I see why love is red.
I can’t tell you.
But last night, you entered my chest
for play, some kind of game, like ‘Operation’
and then I couldn’t sleep
I jolted – shivered – jerked – quirked,
now my eyes don’t close
and my body is a pulse,
you tiptoed across my ribcage,
leaving foot prints enlaced by landmines,
you slept on my lungs,
short wired my arteries,
you clipped the circuits of my heart -
exhilarated and frightened,
because you knotted my red and blue wires,
now, I sleep hugging my chest
- Cradling a bomb –
overnight my skin pixilated into a fragile shell
under the crevices, the patterns of your fingers:
I must trust your touch
despite your palms of cold metal,
your lips of iron strength,
You kiss me!

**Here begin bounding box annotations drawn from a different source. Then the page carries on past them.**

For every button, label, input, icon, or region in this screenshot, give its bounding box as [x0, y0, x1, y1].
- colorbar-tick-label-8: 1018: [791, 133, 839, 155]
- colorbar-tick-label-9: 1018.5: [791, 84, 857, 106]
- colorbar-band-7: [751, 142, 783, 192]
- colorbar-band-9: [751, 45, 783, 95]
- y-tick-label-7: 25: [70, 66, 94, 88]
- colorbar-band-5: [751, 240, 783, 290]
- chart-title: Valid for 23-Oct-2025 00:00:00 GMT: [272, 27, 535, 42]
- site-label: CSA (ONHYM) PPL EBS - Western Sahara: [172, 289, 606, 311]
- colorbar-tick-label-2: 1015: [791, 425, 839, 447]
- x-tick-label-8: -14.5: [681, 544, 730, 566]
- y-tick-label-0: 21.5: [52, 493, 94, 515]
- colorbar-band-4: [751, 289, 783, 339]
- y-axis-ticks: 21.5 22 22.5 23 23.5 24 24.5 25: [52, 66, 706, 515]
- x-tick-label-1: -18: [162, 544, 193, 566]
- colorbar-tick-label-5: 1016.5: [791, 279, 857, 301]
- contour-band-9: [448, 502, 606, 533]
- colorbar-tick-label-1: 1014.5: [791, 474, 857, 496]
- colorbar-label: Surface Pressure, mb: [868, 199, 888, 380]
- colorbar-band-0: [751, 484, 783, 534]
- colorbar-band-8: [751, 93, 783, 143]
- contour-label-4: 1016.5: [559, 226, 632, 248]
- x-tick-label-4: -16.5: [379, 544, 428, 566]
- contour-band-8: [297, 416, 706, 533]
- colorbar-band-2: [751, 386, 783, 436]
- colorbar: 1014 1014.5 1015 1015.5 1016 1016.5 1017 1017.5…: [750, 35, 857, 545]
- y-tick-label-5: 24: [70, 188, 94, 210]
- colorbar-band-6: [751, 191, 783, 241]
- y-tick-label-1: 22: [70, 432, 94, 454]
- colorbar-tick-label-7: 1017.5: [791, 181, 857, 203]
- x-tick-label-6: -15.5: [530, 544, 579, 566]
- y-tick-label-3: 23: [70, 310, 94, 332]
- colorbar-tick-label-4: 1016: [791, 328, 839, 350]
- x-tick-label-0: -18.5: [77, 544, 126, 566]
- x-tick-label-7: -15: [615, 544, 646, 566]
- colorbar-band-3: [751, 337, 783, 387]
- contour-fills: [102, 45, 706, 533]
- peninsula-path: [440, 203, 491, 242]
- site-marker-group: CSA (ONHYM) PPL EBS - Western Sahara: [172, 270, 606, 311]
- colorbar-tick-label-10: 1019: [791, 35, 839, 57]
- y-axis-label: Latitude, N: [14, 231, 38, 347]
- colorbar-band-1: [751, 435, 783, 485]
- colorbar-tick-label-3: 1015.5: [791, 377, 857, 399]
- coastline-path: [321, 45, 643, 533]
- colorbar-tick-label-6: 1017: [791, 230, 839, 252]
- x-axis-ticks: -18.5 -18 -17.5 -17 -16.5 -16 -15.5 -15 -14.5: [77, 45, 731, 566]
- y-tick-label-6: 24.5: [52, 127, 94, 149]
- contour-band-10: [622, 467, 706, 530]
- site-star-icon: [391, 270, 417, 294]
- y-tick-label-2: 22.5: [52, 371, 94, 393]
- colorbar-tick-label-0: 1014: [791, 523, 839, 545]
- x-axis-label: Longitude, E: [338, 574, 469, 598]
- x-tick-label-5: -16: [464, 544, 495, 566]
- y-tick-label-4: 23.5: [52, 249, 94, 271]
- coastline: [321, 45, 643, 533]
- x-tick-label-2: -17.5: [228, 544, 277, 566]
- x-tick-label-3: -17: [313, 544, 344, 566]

You kiss me! You kiss me!
My red heart, ugh! -
My scarlet lips, ah!
My rouge blush, wow!
My ruby underwear –
Yes! Yes! Yes!
My bloody womanhood, its fruitfulness –
The best! The best! The best!
This – is – our – rainbowww!
And I could burst,
and if we break…
I will bleed the same colour,
Painting this passion across the walls,
scattered and splattered – a child’s finger painting,
So, now I see why love is red…
because ‘falling’ is really falling
and who knows how hard or close this ground is.
Graham Sherwood
Wed 27th Sep 2017 09:55
I've spent the weekend on and off reading the letters of Sylvia Plath to Ted Hughes and wonder if you have too.
This is so similarly redolent of her totally consumed love for TH to an almost suicidal degree (sadly prophetic for her).
I hope this is autobiographical Alexandra. To be able to be bursting with this sort of fervour is a wonderful state.
The analogy of cradling a bomb is excellent.